Enrique Clemente

Personal information
- Full name: Enrique Clemente Maza
- Date of birth: 4 March 1999 (age 27)
- Place of birth: Zaragoza, Spain
- Height: 1.80 m (5 ft 11 in)
- Position: Centre back

Team information
- Current team: Las Palmas
- Number: 5

Youth career
- Zaragoza

Senior career*
- Years: Team / Apps / (Gls)
- 2018–2019: Zaragoza B / 8 / (0)
- 2019–2022: Zaragoza / 22 / (0)
- 2020–2021: Logroñés (loan) / 21 / (0)
- 2022: → Real Sociedad B (loan) / 16 / (0)
- 2022–: Las Palmas / 52 / (5)
- 2023–2024: → Racing Ferrol (loan) / 20 / (0)
- 2024–2025: → Zaragoza (loan) / 20 / (1)

International career
- 2017: Spain U18 / 2 / (0)
- 2019–2020: Spain U21 / 3 / (0)

= Enrique Clemente =

Spanish footballer

Enrique Clemente Maza (born 4 March 1999) is a Spanish footballer who plays for UD Las Palmas. Mainly a central defender, he can also play as a left back.

==Club career==
Born in Zaragoza, Clemente was a Real Zaragoza youth graduate. He made his senior debut with the reserves on 14 January 2018, starting in a 1–2 Segunda División B home loss against Lleida Esportiu.

Clemente was definitely promoted to the B-side in July 2018, after their relegation to Tercera División. In September, he suffered a serious knee injury, being sidelined for the remainder of the season; on 1 October, he extended his contract until 2022, being definitely promoted to the main squad ahead of the 2019–20 campaign.

Clemente made his professional debut on 30 August 2019, playing the full 90 minutes in a 1–0 home win against Elche CF in the Segunda División championship. On 1 October of the following year, he moved to fellow second division side UD Logroñés, on loan for one year.

Clemente scored his first goal as a senior on 1 December 2021, in a Copa del Rey match against CD Mensajero. The following 8 January, he was loaned to fellow second division side Real Sociedad B for the remainder of the season.

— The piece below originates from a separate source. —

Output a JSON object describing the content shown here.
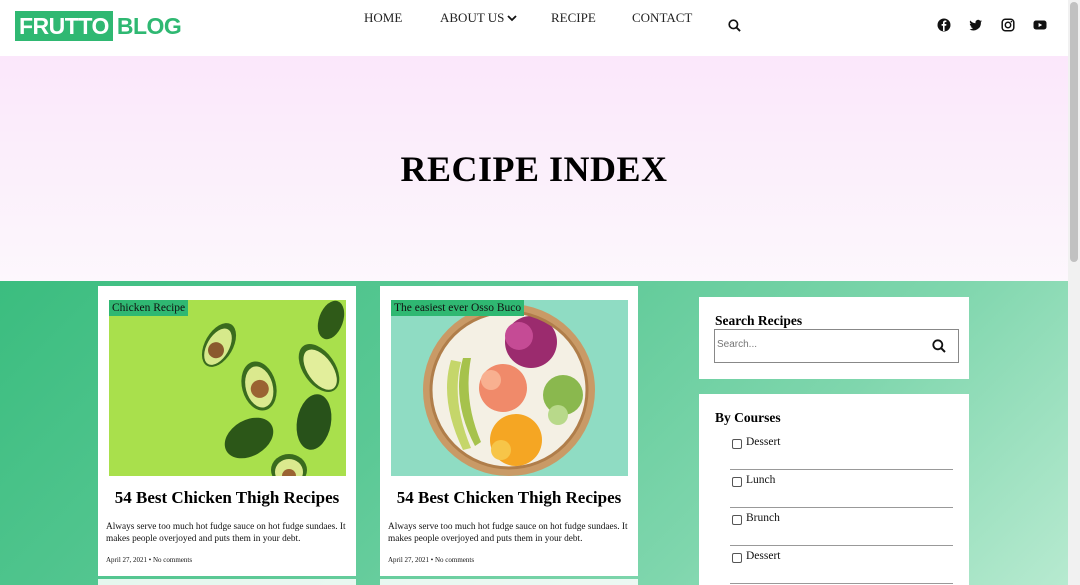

On 27 August 2022, Clemente signed a contract with fellow second level team UD Las Palmas. On 1 August of the following year, after achieving promotion to La Liga, he renewed his contract until 2026 and was immediately loaned to Racing de Ferrol, newly-promoted to the second division.

On 27 August 2024, Clemente returned to his first club Zaragoza on a one-year loan deal.